The new version of InsideArbitrage is going through a final QA process and we are getting ready to migrate the data this weekend to launch with a fresh new interface. The new website has been optimized for mobile use and we have also enhanced our user dashboard that allows subscribers to control which emails they would like to receive. The new user dashboard gives premium members the ability to track specific mergers, set up alerts for insider transactions and more.
One of the things about the new website that excites me the most is the integration of portfolios of “Gurus” based on their 13F filings with the SEC each quarter. We had integrated portfolios of event-driven fund managers into our Merger Arbitrage Spreads tool in the past and are now expanding to various other categories like value, growth, growth at a reasonable price (GARP), etc.
We have also built a custom screen of “Top Performing Insiders” for our premium members that allows them to screen for insiders that have a knack for getting the timing of their purchases right. A sneak peek at this screen from the new site is given below.
We have not changed the price of the InsideArbitrage premium service for five years. To allow us to continue to build the platform without external funding and deliver valuable content to you, we will be increasing the price of our service in mid-January.

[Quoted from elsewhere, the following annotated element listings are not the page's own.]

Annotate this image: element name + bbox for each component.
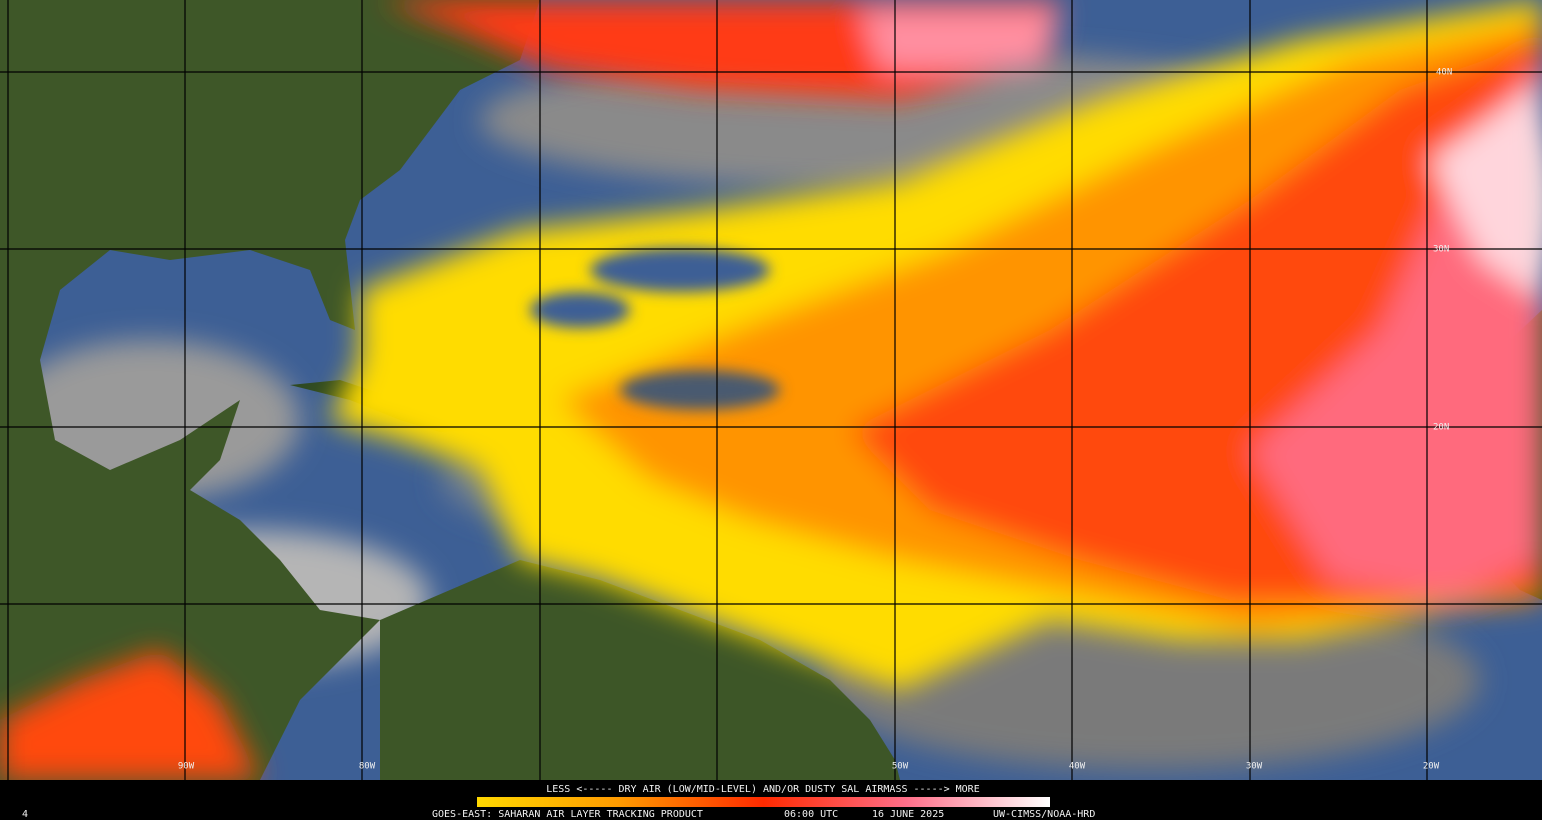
lon-label: 30W: [1246, 762, 1263, 772]
lon-label: 50W: [892, 762, 909, 772]
grid-labels: 40N 30N 20N 90W 80W 50W 40W 30W 20W: [178, 68, 1452, 772]
legend-bar: LESS <----- DRY AIR (LOW/MID-LEVEL) AND/…: [0, 780, 1542, 820]
date: 16 JUNE 2025: [872, 809, 944, 820]
frame-number: 4: [22, 809, 28, 820]
product-name: GOES-EAST: SAHARAN AIR LAYER TRACKING PR…: [432, 809, 703, 820]
lon-label: 40W: [1069, 762, 1086, 772]
lon-label: 90W: [178, 762, 195, 772]
legend-caption: LESS <----- DRY AIR (LOW/MID-LEVEL) AND/…: [546, 784, 979, 795]
dry-gaps: [530, 248, 780, 410]
sal-plume: [0, 0, 1542, 780]
credit: UW-CIMSS/NOAA-HRD: [993, 809, 1095, 820]
lat-label: 30N: [1433, 245, 1449, 255]
lat-label: 40N: [1436, 68, 1452, 78]
lat-lon-grid: [0, 0, 1542, 780]
lon-label: 20W: [1423, 762, 1440, 772]
lat-label: 20N: [1433, 423, 1449, 433]
map-imagery: [0, 0, 1542, 780]
time: 06:00 UTC: [784, 809, 838, 820]
color-scale: [477, 797, 1050, 807]
lon-label: 80W: [359, 762, 376, 772]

Existing subscribers will remain grandfathered in at their current subscription price and the new price will only apply for new subscribers starting January 15th. If you would like to subscribe to the InsideArbitrage Premium service and lock in your subscription before the new pricing goes into effect, you can do so here.
A lot of what we did with InsideArbitrage in 2022 was possible because I decided to quit my job at a San Francisco based healthcare company early in 2022 and decided to start focusing full time on InsideArbitrage. I had an amazing time helping build that healthcare company, participating in investor presentations to both strategic acquirers and private equity firms and then staying on for a year post-acquisition. I learned a lot and got a chance to work with some amazing colleagues.
After transition to InsideArbitrage full time, we were able to expand the team, grow revenue by nearly 50% (from a small base) in a challenging market environment and set up the platform for success in 2023 through new infrastructure investments. It was also exciting to see that several investors offered to invest in the company and I received one outright acquisition offer. While I am grateful for the interest, I’ve decided to continue bootstrapping the company and build an amazing idea generation platform for our subscribers.
I am also in the process of setting up a registered advisory service and towards that end completed the series 65 exam in late 2022. I look forward to managing money for clients once I receive approval from the state of California.
It was very exciting to achieve a key step in a long-term personal goal towards the end of 2022. I hope to share more about this in the coming months as I get closer to fully achieving this goal.
The thing I was most grateful for in 2022 was the support of family and friends as well as all the new connections I made through InsideArbitrage and finance twitter (FinTwit) that resulted in amazing conversations over coffee at various locations across the San Francisco Bay Area. None of this would have been possible without an amazing and dedicated team that has grown with me and the InsideArbitrage platform.